The theory that learning a foreign language has a protective effect on the brain has been boosted by a new study showing that people with multiple sclerosis (MS) experience less cognitive decline if they are bilingual. When a team at the University of Reading compared the mental abilities of bilingual and monolingual MS patients, they found that the former performed markedly better, and particularly in an area known as “monitoring”, which is connected with people’s ability to think laterally.
That bilingualism provides some protection against neurodegenerative decline was first suggested by studies that found evidence that the symptoms of dementia develop later in bilingual people. Bilingual people have also been found to be better at remembering shopping lists and at distinguishing quickly between important and irrelevant information. (The Week, 1 Feb 2020)
My take: When I tried to learn a foreign language, in this case Italian, at the local university, I made the mistake of joining a class of 18 and 19 year olds, most of whom already spoke fluent Spanish.
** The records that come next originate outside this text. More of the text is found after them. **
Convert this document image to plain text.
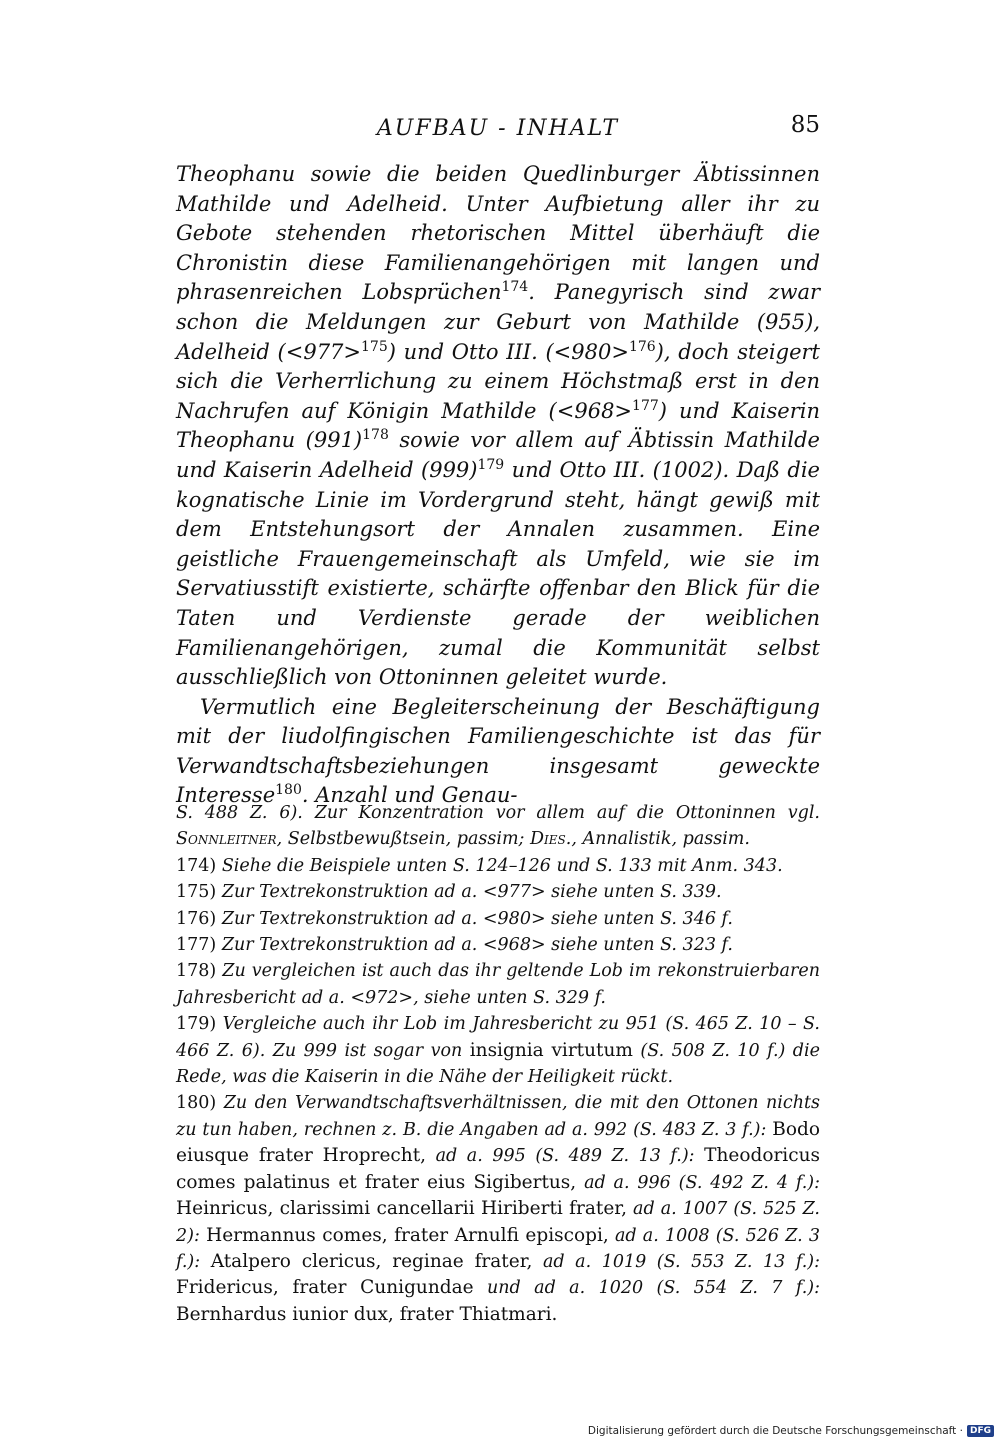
AUFBAU - INHALT	85

Theophanu sowie die beiden Quedlinburger Äbtissinnen Mathilde und Adelheid. Unter Aufbietung aller ihr zu Gebote stehenden rhetorischen Mittel überhäuft die Chronistin diese Familienangehörigen mit langen und phrasenreichen Lobsprüchen$^{174}$. Panegyrisch sind zwar schon die Meldungen zur Geburt von Mathilde (955), Adelheid (<977>$^{175}$) und Otto III. (<980>$^{176}$), doch steigert sich die Verherrlichung zu einem Höchstmaß erst in den Nachrufen auf Königin Mathilde (<968>$^{177}$) und Kaiserin Theophanu (991)$^{178}$ sowie vor allem auf Äbtissin Mathilde und Kaiserin Adelheid (999)$^{179}$ und Otto III. (1002). Daß die kognatische Linie im Vordergrund steht, hängt gewiß mit dem Entstehungsort der Annalen zusammen. Eine geistliche Frauengemeinschaft als Umfeld, wie sie im Servatiusstift existierte, schärfte offenbar den Blick für die Taten und Verdienste gerade der weiblichen Familienangehörigen, zumal die Kommunität selbst ausschließlich von Ottoninnen geleitet wurde.

Vermutlich eine Begleiterscheinung der Beschäftigung mit der liudolfingischen Familiengeschichte ist das für Verwandtschaftsbeziehungen insgesamt geweckte Interesse$^{180}$. Anzahl und Genau-

S. 488 Z. 6). Zur Konzentration vor allem auf die Ottoninnen vgl. Sonnleitner, Selbstbewußtsein, passim; Dies., Annalistik, passim.

174) Siehe die Beispiele unten S. 124–126 und S. 133 mit Anm. 343.

175) Zur Textrekonstruktion ad a. <977> siehe unten S. 339.

176) Zur Textrekonstruktion ad a. <980> siehe unten S. 346 f.

177) Zur Textrekonstruktion ad a. <968> siehe unten S. 323 f.

178) Zu vergleichen ist auch das ihr geltende Lob im rekonstruierbaren Jahresbericht ad a. <972>, siehe unten S. 329 f.

179) Vergleiche auch ihr Lob im Jahresbericht zu 951 (S. 465 Z. 10 – S. 466 Z. 6). Zu 999 ist sogar von insignia virtutum (S. 508 Z. 10 f.) die Rede, was die Kaiserin in die Nähe der Heiligkeit rückt.

180) Zu den Verwandtschaftsverhältnissen, die mit den Ottonen nichts zu tun haben, rechnen z. B. die Angaben ad a. 992 (S. 483 Z. 3 f.): Bodo eiusque frater Hroprecht, ad a. 995 (S. 489 Z. 13 f.): Theodoricus comes palatinus et frater eius Sigibertus, ad a. 996 (S. 492 Z. 4 f.): Heinricus, clarissimi cancellarii Hiriberti frater, ad a. 1007 (S. 525 Z. 2): Hermannus comes, frater Arnulfi episcopi, ad a. 1008 (S. 526 Z. 3 f.): Atalpero clericus, reginae frater, ad a. 1019 (S. 553 Z. 13 f.): Fridericus, frater Cunigundae und ad a. 1020 (S. 554 Z. 7 f.): Bernhardus iunior dux, frater Thiatmari.

Digitalisierung gefördert durch die Deutsche Forschungsgemeinschaft · DFG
I desperately tried to keep up, but it was like trying to race a group of Olympic athletes. I had to admit defeat. Learning German as an adult for business reasons was also a bit frustrating. The Germans only wanted to practice their excellent English.
I do think born English speakers are at a disadvantage growing up to speak the main world language -a moral one anyway. However the shoe will soon be on the other foot. Soon English speakers will have to learn Chinese. Good luck with that!